Patton’s State of the Market report took an unprecedented foray into transmission planning. He recommended MISO re-examine its future energy mix assumptions behind its ongoing long-range transmission plan (LRTP). Patton said he’s concerned that the second of MISO’s three, 20-year transmission planning futures includes “unrealistically high levels of intermittent resources and unrealistically low levels of dispatchable, hybrid and battery storage resources.”

“The reality is you can’t separate transmission planning and markets. … There’s an interplay between the decisions resource owners are making on the generation side and the decisions MISO is making on the transmission side,” he told MISO board members, who expressed confusion and concern that the IMM would advise MISO on system planning.

Patton said “inefficient investment in transmission” will cause MISO to overlook other solutions to address transmission congestion, including more efficient siting of clean energy resources and investment in new generation, energy storage and grid-enhancing technologies.

MISO is anticipating its members will add 369 GW of mostly wind and solar generation over the next two decades, resulting in a 466-GW system total of nameplate capacity. MISO today operates with about 194 GW. (See MISO Modeling Line Options for 2nd LRTP Portfolio.)

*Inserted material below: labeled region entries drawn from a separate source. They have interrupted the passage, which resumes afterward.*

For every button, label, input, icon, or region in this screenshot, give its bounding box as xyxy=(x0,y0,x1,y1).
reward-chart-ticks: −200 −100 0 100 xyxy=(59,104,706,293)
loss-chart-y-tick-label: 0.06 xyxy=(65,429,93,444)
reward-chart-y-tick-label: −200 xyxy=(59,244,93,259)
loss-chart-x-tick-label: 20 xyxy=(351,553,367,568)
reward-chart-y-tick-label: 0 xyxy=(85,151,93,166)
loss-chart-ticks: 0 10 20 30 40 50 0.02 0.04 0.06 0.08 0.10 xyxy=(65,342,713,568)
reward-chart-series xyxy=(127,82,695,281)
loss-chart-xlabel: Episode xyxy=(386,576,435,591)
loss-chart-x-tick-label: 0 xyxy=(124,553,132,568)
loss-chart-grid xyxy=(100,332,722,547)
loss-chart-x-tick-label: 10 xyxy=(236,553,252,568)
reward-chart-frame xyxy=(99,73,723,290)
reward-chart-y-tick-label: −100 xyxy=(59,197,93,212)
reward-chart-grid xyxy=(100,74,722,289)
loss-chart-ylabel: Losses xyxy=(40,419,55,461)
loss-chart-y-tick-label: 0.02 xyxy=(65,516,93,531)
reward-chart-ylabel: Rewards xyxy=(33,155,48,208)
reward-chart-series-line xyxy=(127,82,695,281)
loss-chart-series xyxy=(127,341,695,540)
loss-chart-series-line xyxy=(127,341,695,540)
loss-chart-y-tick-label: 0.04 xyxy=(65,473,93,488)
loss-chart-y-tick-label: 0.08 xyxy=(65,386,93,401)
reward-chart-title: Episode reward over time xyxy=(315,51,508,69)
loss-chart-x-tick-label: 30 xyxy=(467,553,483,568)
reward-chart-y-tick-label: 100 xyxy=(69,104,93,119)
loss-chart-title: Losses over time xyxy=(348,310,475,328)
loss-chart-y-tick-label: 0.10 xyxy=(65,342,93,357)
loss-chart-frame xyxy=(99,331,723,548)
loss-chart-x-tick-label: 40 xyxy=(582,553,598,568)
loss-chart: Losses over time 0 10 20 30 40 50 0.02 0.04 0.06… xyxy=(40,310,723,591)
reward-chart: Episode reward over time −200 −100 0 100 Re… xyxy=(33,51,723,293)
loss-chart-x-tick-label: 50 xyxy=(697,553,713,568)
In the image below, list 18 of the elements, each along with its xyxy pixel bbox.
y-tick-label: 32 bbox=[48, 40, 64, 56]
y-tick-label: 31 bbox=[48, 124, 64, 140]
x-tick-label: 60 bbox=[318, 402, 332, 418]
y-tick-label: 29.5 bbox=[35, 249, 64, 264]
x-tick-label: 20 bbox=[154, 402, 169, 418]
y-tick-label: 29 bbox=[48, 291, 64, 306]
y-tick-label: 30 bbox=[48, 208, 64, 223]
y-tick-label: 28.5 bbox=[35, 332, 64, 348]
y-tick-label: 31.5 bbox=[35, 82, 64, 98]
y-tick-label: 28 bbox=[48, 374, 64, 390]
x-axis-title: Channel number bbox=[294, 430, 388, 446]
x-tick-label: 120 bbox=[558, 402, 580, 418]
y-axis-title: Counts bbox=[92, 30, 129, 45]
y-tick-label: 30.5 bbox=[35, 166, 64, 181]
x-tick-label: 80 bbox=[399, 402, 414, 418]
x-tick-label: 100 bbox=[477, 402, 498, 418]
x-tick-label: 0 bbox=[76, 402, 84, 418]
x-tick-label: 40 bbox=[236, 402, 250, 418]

Patton said MISO should reconsider its anticipated fleet evolution in its second future, use the most informed capacity expansion and generation retirement assumptions it can, evaluate energy storage alternatives to new lines, and ensure that “any estimated benefits include all of the costs incurred to realize the benefits.”

He told board members that if MISO assumes members add overwhelmingly intermittent resources, it will conclude reliability will suffer unless it adds dramatically more transmission. Patton said MISO should recognize that members will likely add energy storage components to renewable energy additions and continue to build natural gas facilities.

“I think we need to take a hard look at Future 2 as the basis before we begin this planning,” he said.

Markets Committee members said they must discuss whether it’s appropriate for them to consider MISO transmission planning decisions. The System Planning Committee of the MISO Board of Directors typically oversees MISO’s transmission planning choices.

Annual Offers in the Seasonal Capacity Market

Finally, Patton turned his attention to MISO’s first seasonal capacity auction and said MISO should establish a way for suppliers to submit annual offers and rework some of its 31-day outage limit.

He said an auction that uses only seasonal offer parameters “raises substantial challenges for participants that have annual going forward costs they must cover.”

“Suppliers with a resource that requires a capital investment to remain in operation would find it difficult to offer such costs since it will not know how many seasons in which the resource will clear,” he explained.

Patton also said MISO’s 31-day limit on non-exempt generation outages is causing some distortion in the capacity market because “a number of suppliers” this year deliberately adjusted their longer unit outages, so they straddled seasons, thereby dodging penalties.

“This can be problematic for outages that are shifted from shoulder seasons into higher-demand winter and summer seasons,” Patton said. He said MISO should figure out how it can motivate better outage scheduling.

MISO leadership will respond to Patton’s State of the Market report in December.